Marv’s Garage: The Bapmobile
In the early 1980s Wealthy Bloke and Race Car Enthusiast Bap Romano decided he needed a Group C-style sports racing car to contest the newly reformed Aussie Sports Car Championship. It needed full ground-effects handling and a Formula One engine, so it could clown the competition, of which there was a lot.
This series included all-out Le Mans-style coupes, fat-booty IMSA machines and our local Sports Sedans, so the racing was awesome before you take into account most of these cars had up to double the power and a fraction of the weight of the touring cars of the day.
Romano went cap in hand to ex-McLaren Formula 1 and Can-Am designer Barry Lock, who ran Kaditcha cars to whip up his new beastie under CAMS Group A Sports Car rules. The K583 debuted in 1983 weighing just 775kg and with a 3L Cosworth DFV V8 to push it along.
Based around a Tyrrell F1 010 chassis, the K583 had double wishbones all 'round with pullrod operated inboard coil springs and Koni shock absorbers, but it suffered issues with breaking suspension parts on debut as the F1 parts couldn't handle the load of the ground-effects downforce.

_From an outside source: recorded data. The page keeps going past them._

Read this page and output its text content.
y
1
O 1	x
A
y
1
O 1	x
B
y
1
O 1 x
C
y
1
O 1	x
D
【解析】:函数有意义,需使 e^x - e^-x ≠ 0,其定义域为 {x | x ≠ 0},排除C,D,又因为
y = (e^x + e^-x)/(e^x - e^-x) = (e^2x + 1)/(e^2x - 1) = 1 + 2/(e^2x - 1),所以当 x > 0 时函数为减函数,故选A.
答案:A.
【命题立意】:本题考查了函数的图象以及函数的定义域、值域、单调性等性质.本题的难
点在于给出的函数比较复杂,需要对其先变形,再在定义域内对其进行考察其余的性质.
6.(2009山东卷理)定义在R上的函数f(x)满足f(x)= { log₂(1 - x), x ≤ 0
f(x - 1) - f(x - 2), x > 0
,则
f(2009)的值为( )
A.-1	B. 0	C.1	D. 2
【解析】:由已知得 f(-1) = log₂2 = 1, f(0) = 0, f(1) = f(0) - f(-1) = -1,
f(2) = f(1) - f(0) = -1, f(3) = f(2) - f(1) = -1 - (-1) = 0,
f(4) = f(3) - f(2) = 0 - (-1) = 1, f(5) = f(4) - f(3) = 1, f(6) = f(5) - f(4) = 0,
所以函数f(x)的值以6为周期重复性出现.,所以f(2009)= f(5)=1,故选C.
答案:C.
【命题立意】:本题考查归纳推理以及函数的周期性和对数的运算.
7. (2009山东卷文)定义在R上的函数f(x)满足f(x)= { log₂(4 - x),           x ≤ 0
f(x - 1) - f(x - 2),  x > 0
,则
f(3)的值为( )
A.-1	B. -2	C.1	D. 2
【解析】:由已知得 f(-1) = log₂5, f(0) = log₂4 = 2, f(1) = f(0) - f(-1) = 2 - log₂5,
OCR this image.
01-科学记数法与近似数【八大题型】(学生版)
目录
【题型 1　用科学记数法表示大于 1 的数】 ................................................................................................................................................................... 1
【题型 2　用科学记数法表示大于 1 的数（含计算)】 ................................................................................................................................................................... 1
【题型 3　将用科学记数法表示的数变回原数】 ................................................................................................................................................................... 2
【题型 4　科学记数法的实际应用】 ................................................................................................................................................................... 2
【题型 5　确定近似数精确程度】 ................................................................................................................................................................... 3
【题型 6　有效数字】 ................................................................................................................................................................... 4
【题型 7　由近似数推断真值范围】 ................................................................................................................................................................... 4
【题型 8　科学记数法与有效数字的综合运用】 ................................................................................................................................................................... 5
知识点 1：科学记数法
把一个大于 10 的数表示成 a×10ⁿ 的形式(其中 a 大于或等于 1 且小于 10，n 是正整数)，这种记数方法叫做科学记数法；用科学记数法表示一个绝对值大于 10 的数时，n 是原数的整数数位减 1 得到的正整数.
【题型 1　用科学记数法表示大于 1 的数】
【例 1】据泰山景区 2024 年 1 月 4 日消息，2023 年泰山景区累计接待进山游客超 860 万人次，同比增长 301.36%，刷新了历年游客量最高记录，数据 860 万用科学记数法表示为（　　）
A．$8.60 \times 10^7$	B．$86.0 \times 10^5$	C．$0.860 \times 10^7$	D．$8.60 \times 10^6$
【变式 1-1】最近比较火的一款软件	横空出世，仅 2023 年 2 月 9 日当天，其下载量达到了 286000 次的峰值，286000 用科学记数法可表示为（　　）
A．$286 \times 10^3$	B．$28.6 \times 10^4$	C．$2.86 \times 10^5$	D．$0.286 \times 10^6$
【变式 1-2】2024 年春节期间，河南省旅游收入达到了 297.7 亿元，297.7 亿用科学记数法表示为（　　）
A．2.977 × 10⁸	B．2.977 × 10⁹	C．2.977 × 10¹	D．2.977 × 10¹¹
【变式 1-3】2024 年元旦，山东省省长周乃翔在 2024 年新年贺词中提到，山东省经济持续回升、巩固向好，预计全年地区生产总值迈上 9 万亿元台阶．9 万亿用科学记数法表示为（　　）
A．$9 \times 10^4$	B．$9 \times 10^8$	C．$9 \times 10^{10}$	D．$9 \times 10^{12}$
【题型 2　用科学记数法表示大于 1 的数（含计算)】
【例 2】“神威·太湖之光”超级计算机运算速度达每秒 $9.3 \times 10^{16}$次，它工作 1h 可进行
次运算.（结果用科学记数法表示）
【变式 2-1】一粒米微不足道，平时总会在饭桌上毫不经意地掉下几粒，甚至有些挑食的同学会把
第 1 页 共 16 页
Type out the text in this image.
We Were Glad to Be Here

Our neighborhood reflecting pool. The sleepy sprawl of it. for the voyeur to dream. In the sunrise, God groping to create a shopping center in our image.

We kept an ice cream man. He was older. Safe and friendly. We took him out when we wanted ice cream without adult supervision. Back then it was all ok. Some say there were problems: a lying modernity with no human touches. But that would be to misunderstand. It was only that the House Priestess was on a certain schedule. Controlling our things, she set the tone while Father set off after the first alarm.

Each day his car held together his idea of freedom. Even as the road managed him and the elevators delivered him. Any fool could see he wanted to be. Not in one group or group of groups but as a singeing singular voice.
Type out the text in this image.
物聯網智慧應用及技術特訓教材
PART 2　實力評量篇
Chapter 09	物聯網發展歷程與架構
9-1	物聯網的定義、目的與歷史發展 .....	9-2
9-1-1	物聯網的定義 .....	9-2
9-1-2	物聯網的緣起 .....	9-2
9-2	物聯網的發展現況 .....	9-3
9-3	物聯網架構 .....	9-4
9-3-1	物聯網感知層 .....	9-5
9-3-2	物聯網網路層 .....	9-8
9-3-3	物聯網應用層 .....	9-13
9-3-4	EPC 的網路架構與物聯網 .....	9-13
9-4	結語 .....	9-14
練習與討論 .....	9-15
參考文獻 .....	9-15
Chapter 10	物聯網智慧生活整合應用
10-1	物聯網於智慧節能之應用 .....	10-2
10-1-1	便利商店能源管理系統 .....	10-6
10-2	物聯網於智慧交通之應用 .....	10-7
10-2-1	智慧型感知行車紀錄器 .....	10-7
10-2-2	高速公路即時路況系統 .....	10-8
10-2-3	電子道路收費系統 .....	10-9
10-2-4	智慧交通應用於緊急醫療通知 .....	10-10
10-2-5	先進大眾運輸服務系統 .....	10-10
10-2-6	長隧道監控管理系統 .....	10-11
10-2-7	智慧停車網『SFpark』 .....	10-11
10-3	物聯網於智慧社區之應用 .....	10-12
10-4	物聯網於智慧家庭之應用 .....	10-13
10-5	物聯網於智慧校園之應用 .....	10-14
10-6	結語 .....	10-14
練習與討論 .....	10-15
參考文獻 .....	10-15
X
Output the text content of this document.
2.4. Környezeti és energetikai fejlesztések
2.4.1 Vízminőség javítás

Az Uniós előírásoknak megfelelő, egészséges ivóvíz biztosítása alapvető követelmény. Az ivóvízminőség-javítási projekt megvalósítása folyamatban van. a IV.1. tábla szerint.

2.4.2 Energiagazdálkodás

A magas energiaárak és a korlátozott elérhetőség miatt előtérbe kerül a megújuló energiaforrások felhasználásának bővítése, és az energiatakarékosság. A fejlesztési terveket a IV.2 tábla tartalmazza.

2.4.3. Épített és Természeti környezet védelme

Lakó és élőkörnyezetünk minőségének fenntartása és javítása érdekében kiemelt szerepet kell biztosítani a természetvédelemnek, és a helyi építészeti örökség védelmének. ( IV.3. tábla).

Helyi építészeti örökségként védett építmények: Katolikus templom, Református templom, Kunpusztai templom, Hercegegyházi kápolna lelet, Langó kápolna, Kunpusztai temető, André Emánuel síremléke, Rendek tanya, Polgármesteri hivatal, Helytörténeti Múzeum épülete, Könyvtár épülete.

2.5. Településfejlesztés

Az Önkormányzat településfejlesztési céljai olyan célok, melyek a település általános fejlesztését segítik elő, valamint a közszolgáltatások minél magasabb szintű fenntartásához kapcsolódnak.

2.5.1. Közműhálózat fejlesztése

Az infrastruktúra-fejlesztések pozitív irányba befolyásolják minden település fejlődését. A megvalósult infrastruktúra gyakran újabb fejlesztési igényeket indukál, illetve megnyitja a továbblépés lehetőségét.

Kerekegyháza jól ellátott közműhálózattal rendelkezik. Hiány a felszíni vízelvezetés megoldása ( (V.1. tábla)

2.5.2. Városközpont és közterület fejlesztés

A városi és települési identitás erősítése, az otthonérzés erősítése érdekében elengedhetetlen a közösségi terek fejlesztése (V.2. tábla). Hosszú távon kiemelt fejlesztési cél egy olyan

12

Romano brought Williams and Tyrrell F1 designer Wayne Eckersley on board to sort the car for 1984, where it returned as the WE84. It was in this guise Romano cleaned house in the championship, dominating the series. Romano won 4 of the 5 rounds, sat on pole for every round and set fastest race lap in every race he contested.
At the end of 84 he upgraded the 430hp 3L DFV to a 590hp 3.9L DFL Cosworth but reliability problems held the car back. At Amaroo in 1986 a stuck throttle saw the car hit the wall head-on, trapping Romano in the car with serious injuries. He retired it but held onto the wreck and had Barry Lock rebuild it in 2010.